On Sunday, 4 December 2022 at 21:55:52 UTC, Siarhei Siamashka wrote:
> Do you mean the top of the https://code.dlang.org/?sort=score&category=library list?

Well, I was referring to the five that appear on the homepage, which shows silly instead of emsi containers.

> How do you know that they embrace GC?

I looked at the projects. Except for that arsd-official thing, that's a big mystery to me, the code is completely unreadable.

But vibe and dub use it pretty broadly. Unit-threaded and silly are test runners, which isn't even really a library (I find it weird that they are consistently at the top of the list), so much of them don't need the GC anyway, but you can still see that they use it without worry when they do want it like when building the test list with ~=.

emsi-containers is built on the allocators thing so it works with or without gc (it works better without though as you learn if you try to use them.)

> Is it possible to filter packages in this list by @nogc or @safe compatibility?

No. I do have an idea for it, searching for @nogc attributes or attached @nogc unittests, but I haven't gotten around to trying it.

On 12/4/22 12:17, Adam D Ruppe wrote:
> On Sunday, 4 December 2022 at 17:53:00 UTC, Adam D Ruppe wrote:
>> Interesting... you know, maybe D's GC should formally expose a mutex that you can synchronize on for when it is running.
> 
> .......... or compile in write barriers. then it doesn't matter if the thread is unregistered, the write barrier will protect it as-needed!

That's way beyond my pay grade. Explain please. :)

Ali

ALl it means is certain memory patterns (such as writes), will tell the GC about it.

Its required for pretty much all advanced GC designs, as a result we are pretty much maxing out what we can do.

Worth reading: https://www.amazon.com/Garbage-Collection-Handbook-Management-Algorithms/dp/1420082795

On Sunday, 4 December 2022 at 22:46:52 UTC, Ali Çehreli wrote:
> That's way beyond my pay grade. Explain please. :)

The reason that the GC stops threads right now is to ensure that something doesn't change in the middle of its analysis.

Consider for example, the GC scans address 0 - 1000 and finds nothing. Then a running thread moves a reference from memory address 2200 down to address 800 while the GC is scanning 1000-2000.

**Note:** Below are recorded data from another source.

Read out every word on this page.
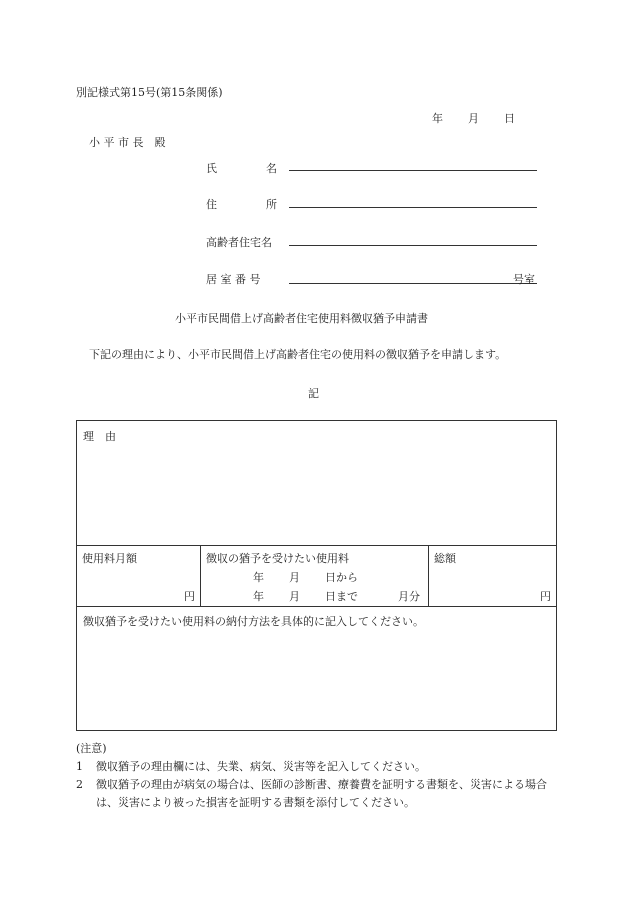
別記様式第15号(第15条関係)
年 月 日
小 平 市 長　殿
氏	名
住	所
高齢者住宅名
居 室 番 号	号室
小平市民間借上げ高齢者住宅使用料徴収猶予申請書
下記の理由により、小平市民間借上げ高齢者住宅の使用料の徴収猶予を申請します。
記
理　由

使用料月額
円

徴収の猶予を受けたい使用料
年 月 日から
年 月 日まで	月分

総額
円

徴収猶予を受けたい使用料の納付方法を具体的に記入してください。
(注意)
1	徴収猶予の理由欄には、失業、病気、災害等を記入してください。
2	徴収猶予の理由が病気の場合は、医師の診断書、療養費を証明する書類を、災害による場合は、災害により被った損害を証明する書類を添付してください。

Then the GC scans 2000-3000, where the object used to be, but it isn't there anymore... and the GC has no clue it needs to scan address 800 again. It, never having seen the object, thinks the object is just dead and frees it.

Then the thread tries to use the object, leading to a crash.

The current implementation prevents this by stopping all threads. If nothing is running, nothing can move objects around while the GC is trying to find them.

But, actually stopping everything requires 1) the GC knows which threads are there and has a way to stop them and 2) is overkill! All it really needs to do is prevent certain operations that might change the GC's analysis while it is running, like what happened in the example. It isn't important to stop numeric work, that won't change the GC. It isn't important to stop pointer reads (well not in D's gc anyway, there's some that do need to stop this) so it doesn't need to stop them either.

Since what the GC cares about are pointer locations, it is possible to hook that specifically, which we call write barriers; they either block pointer writes or at least notify the GC about them. (And btw not all pointer writes need to be blocked either, just ones that would point to a different memory block. So things like slice iterations can also be allowed to continue. More on my blog http://dpldocs.info/this-week-in-d/Blog.Posted_2022_10_31.html#thoughts-on-pointer-barriers )

So what happens then:


GC scans address 0 - 1000 and finds nothing.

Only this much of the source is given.